To give credit where credit is due - it was the best boyfriend ever who came and showed me the hidden fuses and saved my pampered butt! What a guy!!!
Babbled by BetteJo at 2:01 PM 5 Comments
Labels: electricity, fuses, topblogmag, writing
Not a happy camper
I was vacuuming. Okay, I know it was around midnight but I am not a day person. The chairs in the living room are pulled away from the windows so I could vacuum behind them - a small side table is sitting by the front door - there is a pile of laundry on my bed to fold. Then the power went out. Okay, the power went out in the front of the house, not the back. The front is where I live, it's where the bedrooms are, the only bathroom and the living room. The kitchen counts too because basically the front of the house constitutes the original layout of the house. Starting at the laundry room back - is the addition to the house. That's where my son has nested. It is basically a big family room and he has made it his own while I have made his original bedroom my bead room. But I digress.
So there is no power in the front of the house which means no air conditioning. We only have window units to begin with and they aren't so great but they are better than the outside air right now. It's not incredibly hot if you look at the numbers but it is crazy humid out there. So, there is power in the back of the house, ah ha! It means a fuse has blown.
I got a flashlight and went out to the garage because that is where the fuse box is. The garage is on the same circuit as the back of the house so I was able to get the door open. But - that is where my luck ran out. We have those old screw in kind of fuses, not those nice switches that are so easy to reset. This is an older house that was never updated, I don't own it I rent it, so those kinds of upgrades are definitely not something I am going to do. I took the flashlight and checked all the fuses but they all looked fine to me. To be sure, I unscrewed each one and removed it, replaced it with a new one, when there was no change I unscrewed each one and put the original back in. The only one I didn't do that with was the one that controls the back of the house because obviously that one is just fine.
Standing in the garage, in the dark and humidity, trying to change outdated hot to the touch fuses in the early morning hours when I know I have to get up in the morning is not my idea of a good time. The sweat was literally running down into my eyes. Still - I could not find anything wrong with any of the fuses.
So now what? I really hate to act like a girl about this, but you don't call the electric company if it's obviously something within your own house do you? Do you call your landlord and wake her up in the middle of the night? Not that I could find her phone number right now anyway. I am literally at a loss. So what do I do? Go to the one thing that is working for the moment, my laptop. It's on battery power so I will be turning it off soon, but I needed to rant!!!
This is the one type of situation where I wish I had a male partner of some sort, here full time. When something breaks or needs lifting or something like that, I wouldn't mind a bit of testosterone around the house.
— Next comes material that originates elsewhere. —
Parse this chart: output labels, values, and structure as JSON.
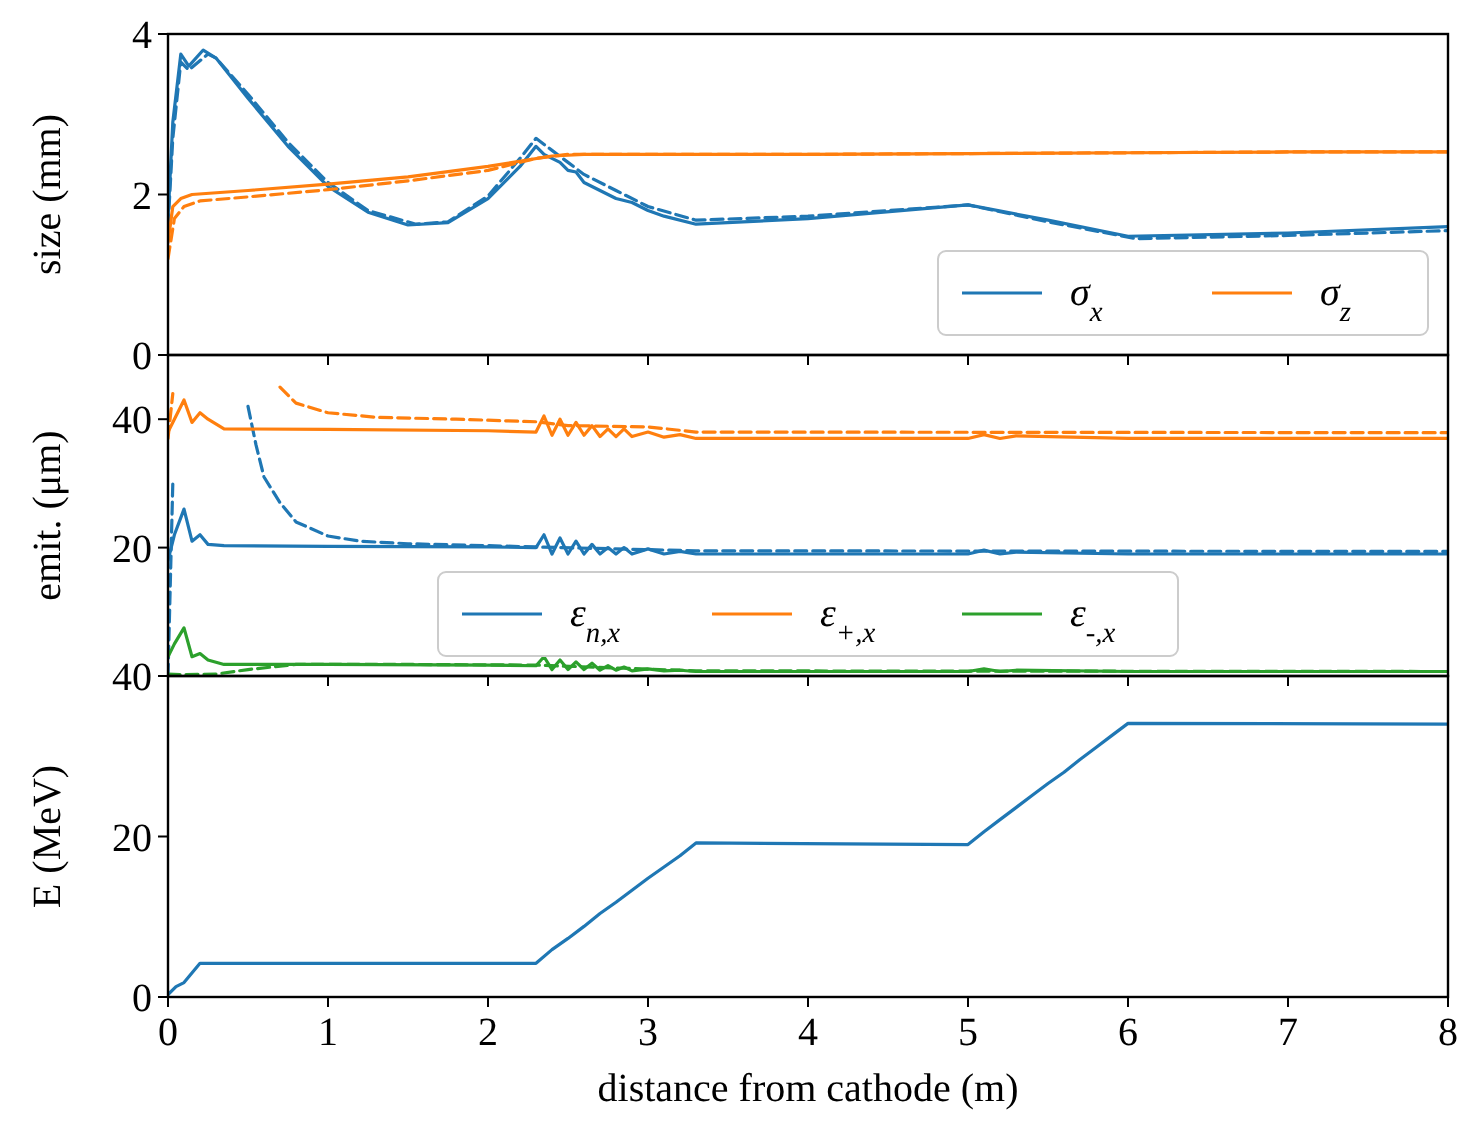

And I might add that this is also the time when I am cursing out the former boyfriend who talked me into this house when I was looking for a place - with promises of - we'll do this to it - we'll do that - uh - yeah. I do not like this house and I have not liked it from the beginning. But right now I don't have a whole lot of options.
So - I will have to figure this out in the morning when I can at least see where I left my GOOD glasses, not this pair I managed to grab by the lenses from an end table. Silly though, I don't want to turn off my computer. I go to bed with the TV on every night, with a sleep timer. Turning off my computer really makes it dark and well - boring! I guess I like to be entertained to sleep. But I have to turn it off for now.
Good night all - hope your night is better than mine!